Back
In the age of large streaming data it seems appropriate to revisit the foundations of what we think of as data modelling. In this talk I'll argue that traditional statistical approaches based on parametric models and i.i.d. assumptions are inappropriate for the type of large scale machine learning we need to do in the age of massive streaming data sets. Particularly when we realise that regardless of the size of data we have, it pales in comparison to the data we could have. This is the domain of massively missing data. I'll be arguing for flexible non-parametric models as the answer. This presents a particular challenge, non parametric models require data storage of the entire data set, which presents problems for massive, streaming data.

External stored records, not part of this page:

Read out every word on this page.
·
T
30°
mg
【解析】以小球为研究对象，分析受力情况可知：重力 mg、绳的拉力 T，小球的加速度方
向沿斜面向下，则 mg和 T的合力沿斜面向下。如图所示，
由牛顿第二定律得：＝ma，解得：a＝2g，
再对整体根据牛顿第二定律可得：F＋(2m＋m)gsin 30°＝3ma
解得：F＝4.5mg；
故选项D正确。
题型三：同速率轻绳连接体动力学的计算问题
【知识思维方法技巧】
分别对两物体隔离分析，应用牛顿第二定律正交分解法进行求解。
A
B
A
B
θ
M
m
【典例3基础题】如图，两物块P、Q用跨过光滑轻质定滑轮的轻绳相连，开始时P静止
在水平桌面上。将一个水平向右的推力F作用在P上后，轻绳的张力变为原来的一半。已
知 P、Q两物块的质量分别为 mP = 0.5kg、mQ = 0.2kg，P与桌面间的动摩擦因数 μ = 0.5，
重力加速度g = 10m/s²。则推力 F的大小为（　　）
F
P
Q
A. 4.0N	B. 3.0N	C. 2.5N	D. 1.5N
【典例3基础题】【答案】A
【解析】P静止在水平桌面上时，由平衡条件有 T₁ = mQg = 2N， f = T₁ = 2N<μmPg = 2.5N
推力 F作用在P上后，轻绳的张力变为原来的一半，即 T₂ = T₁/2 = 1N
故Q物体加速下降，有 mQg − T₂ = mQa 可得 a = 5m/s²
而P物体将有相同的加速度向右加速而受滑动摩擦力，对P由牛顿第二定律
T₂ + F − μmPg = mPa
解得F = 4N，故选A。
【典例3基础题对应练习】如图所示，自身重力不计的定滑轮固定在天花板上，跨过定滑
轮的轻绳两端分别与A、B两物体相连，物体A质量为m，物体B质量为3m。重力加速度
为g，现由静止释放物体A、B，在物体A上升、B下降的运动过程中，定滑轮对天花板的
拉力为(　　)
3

I will present a potential solution, but perhaps end with more questions than we started with.
(this talk will be broadcasted to room 2P4 at the MPI-IS Stuttgart site at the same time - coffee and drinks will be served from 10:30 am on in the Max Planck House Foyer)
Neill Lawrence (University of Sheffield, Department of Computer Science)

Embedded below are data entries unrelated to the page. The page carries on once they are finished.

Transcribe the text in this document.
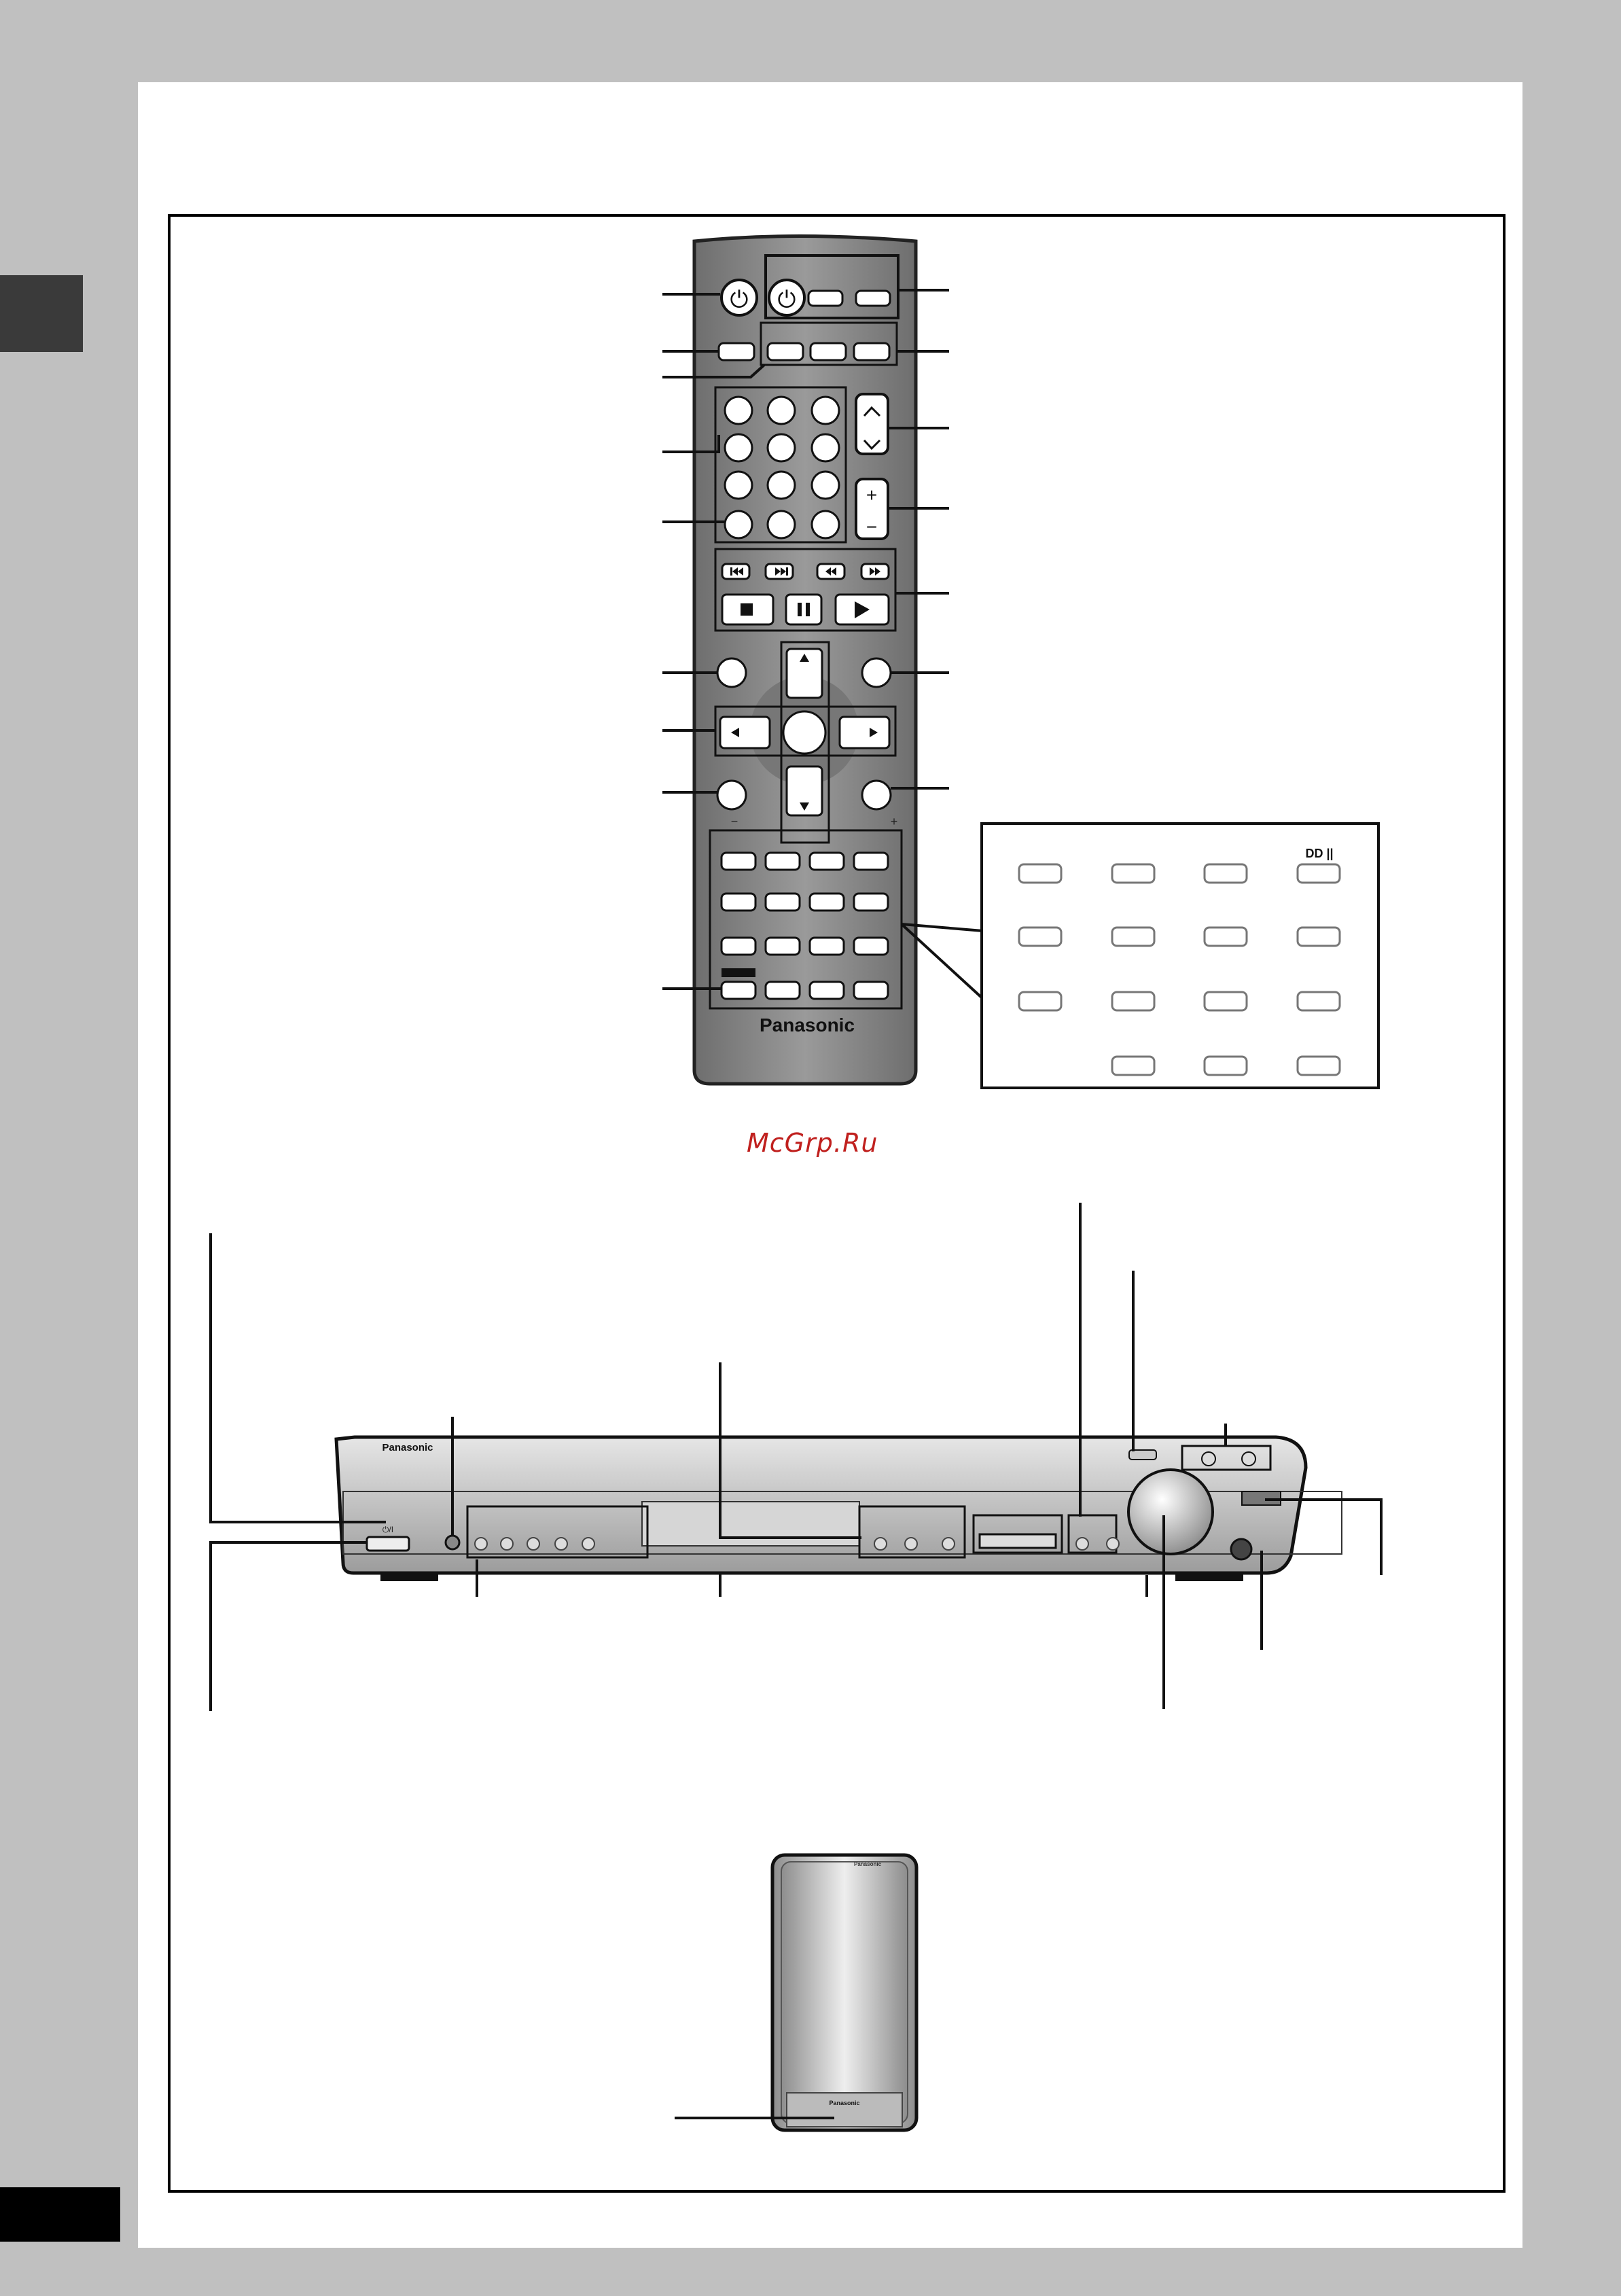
⏻ ⏻
+
−
−	+
Panasonic
DD ||
Panasonic
⏻/I
Panasonic
Panasonic
McGrp.Ru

Professor of Machine Learning
Neil Lawrence received his bachelor's degree in Mechanical Engineering from the University of Southampton in 1994. Following a period as an field engineer on oil rigs in the North Sea he returned to academia to complete his PhD in 2000 at the Computer Lab in Cambridge University. He spent a year at Microsoft Research in Cambridge before leaving to take up a Lectureship at the University of Sheffield, where he was subsequently appointed Senior Lecturer in 2005. In January 2007 he took up a post as a Senior Research Fellow at the School of Computer Science in the University of Manchester where he worked in the Machine Learning and Optimisation research group. In August 2010 he returned to Sheffield to take up a collaborative Chair in Neuroscience and Computer Science. Neil's main research interest is machine learning through probabilistic models. He focuses on both the algorithmic side of these models and their application. He has a particular focus on applications in personalized health and computational biology, but happily dabbles in other areas such as speech, vision and graphics. Neil was Associate Editor in Chief for IEEE Transactions on Pattern Analysis and Machine Intelligence (from 2011-2013) and is an Action Editor for the Journal of Machine Learning Research. He was the founding editor of the JMLR Workshop and Conference Proceedings (2006) and is currently series editor. He was an area chair for the NIPS conference in 2005, 2006, 2012 and 2013, Workshops Chair in 2010 and Tutorials Chair in 2013. He was general chair of AISTATS in 2010 and AISTATS Programme Chair in 2012. He was Program Chair of NIPS in 2014 and is General Chair for NIPS 2015.